Memory is an enhancement, not a dependency. When the memory layer breaks, the chat has to continue without it. Supermemory's router makes this the explicit goal: if supermemory errors, the request passes through to the LLM unmodified, with an x-supermemory-error header so you can see it happened. MemoryPlugin degrades the same way at every shaky step. A rerank failure falls back to the raw vector order, a failed query-expansion call falls back to the literal query, and a retrieval timeout (enforced with an abort controller) caps how long the pre-LLM fetch can block before the response proceeds with no injected memory at all. An outage should cost you a less-informed answer, never a broken one.

There is a sharp edge here, though. Fail-open is not the same as fail-silent.

From the trenches

MemoryPlugin's quality recall mode fans a relevance-and-summarisation pass out across many memories in parallel, routed to a strong provider that, under wide fan-out, would start returning "model busy, retry later." The per-call failures were being swallowed, so a saturated provider looked exactly like "no relevant context found." The system returned nothing and reported itself healthy. The fix was to stop conflating the two: if more than half the relevance calls fail, raise an explicit saturation error that tells the caller to retry or drop to the faster mode, rather than handing back an empty result. The provider also got a bounded concurrency limit and more retries so it saturated less often in the first place. Degrade gracefully, but make a failure look like a failure.

#Keep the receipts

Every durable change should leave a trail. mem0 keeps a SQLite history database, separate from the vector store, that records every ADD, UPDATE, and DELETE with the old and new text. MemoryPlugin soft-deletes memory rows (a deletion reason and a merged_into pointer to the survivor) while hard-deleting the corresponding vector, so the relational record of what happened to a fact outlives its embedding. This append-only log is not bookkeeping for its own sake. It lets you trace a fact back to where it came from, which is the only real defence against confabulated memories that pass every retrieval check because similarity search has no opinion on whether the text describes something that actually happened. It is also what makes "invalidate, do not delete" possible, and what lets you answer, auditably, what you store and why a fact changed.

Once the skeleton is right, the open questions are no longer architectural.

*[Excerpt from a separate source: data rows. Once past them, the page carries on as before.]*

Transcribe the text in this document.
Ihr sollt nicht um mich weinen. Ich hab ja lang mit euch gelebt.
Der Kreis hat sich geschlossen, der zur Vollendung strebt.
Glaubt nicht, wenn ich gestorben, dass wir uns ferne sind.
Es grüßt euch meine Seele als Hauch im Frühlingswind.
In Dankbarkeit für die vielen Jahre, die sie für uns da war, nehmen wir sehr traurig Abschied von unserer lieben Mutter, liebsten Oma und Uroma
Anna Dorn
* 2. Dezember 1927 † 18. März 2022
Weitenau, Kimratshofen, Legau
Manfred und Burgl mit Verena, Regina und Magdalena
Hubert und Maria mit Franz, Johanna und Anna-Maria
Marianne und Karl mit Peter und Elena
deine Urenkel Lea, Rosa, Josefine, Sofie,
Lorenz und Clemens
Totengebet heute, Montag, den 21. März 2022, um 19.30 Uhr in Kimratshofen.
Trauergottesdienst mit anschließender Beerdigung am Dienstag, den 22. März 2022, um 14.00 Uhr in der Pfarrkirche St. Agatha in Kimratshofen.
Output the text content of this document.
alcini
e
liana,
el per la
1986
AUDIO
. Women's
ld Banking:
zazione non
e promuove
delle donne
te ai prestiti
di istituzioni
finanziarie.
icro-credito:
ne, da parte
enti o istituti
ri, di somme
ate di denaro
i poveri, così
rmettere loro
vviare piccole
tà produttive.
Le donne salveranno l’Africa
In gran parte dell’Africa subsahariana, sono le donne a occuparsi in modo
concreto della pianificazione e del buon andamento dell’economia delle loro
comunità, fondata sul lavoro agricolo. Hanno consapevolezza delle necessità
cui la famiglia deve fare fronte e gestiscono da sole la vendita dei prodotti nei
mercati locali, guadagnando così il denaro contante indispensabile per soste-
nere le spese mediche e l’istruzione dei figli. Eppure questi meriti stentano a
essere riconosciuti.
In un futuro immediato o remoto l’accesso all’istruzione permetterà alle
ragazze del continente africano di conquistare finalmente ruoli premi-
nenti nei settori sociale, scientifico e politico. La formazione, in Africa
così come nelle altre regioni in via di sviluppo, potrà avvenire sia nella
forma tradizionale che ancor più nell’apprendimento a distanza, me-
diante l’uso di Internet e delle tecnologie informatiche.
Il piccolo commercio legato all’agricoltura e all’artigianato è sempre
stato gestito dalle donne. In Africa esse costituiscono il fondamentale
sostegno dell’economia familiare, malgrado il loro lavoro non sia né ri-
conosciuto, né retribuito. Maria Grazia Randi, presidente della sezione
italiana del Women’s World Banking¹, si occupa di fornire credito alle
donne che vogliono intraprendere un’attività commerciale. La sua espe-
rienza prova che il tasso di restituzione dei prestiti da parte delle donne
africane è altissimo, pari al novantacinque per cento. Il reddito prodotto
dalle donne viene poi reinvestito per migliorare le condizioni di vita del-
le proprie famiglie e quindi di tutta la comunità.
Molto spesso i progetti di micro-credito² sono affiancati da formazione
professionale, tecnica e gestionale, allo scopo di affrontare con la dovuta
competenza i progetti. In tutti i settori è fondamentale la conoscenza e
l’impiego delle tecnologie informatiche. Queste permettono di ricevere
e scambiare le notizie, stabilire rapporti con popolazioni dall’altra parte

They are how to tell whether the memory is actually helping (evaluating), what the layer costs and how to route around the expensive parts (cost and latency), and the catalogue of ways the whole thing breaks in production (failure modes).

#References

mem0, repository and "OSS v2 to v3 migration," github.com/mem0ai/mem0 (the batched single-pass write path, the separate SQLite history log of every ADD/UPDATE/DELETE, and the move of conflict resolution from write time to read-time ranking).
Supermemory, architecture and Memory Router concept docs, github.com/supermemoryai/supermemory (queued async ingestion that never blocks search, precomputed profiles, per-turn caching, and the fail-open proxy that passes a request through unmodified with an x-supermemory-error header).
r/LocalLLaMA, "Universal LLM Memory Doesn't Exist" (a builder's report of memory systems running 14 to 77 times more expensive and about 30 percent less accurate than long context, attributed to the LLM-on-write pattern, with the counter-claim that no-per-turn-extraction designs add roughly 1.001 times the cost; reported as practitioner experience, not peer-reviewed).
r/LLMDevs, "Universal 'LLM memory' is mostly a marketing term" (the working/episodic/semantic/document split and the case for lossless storage of execution state rather than running extraction over everything).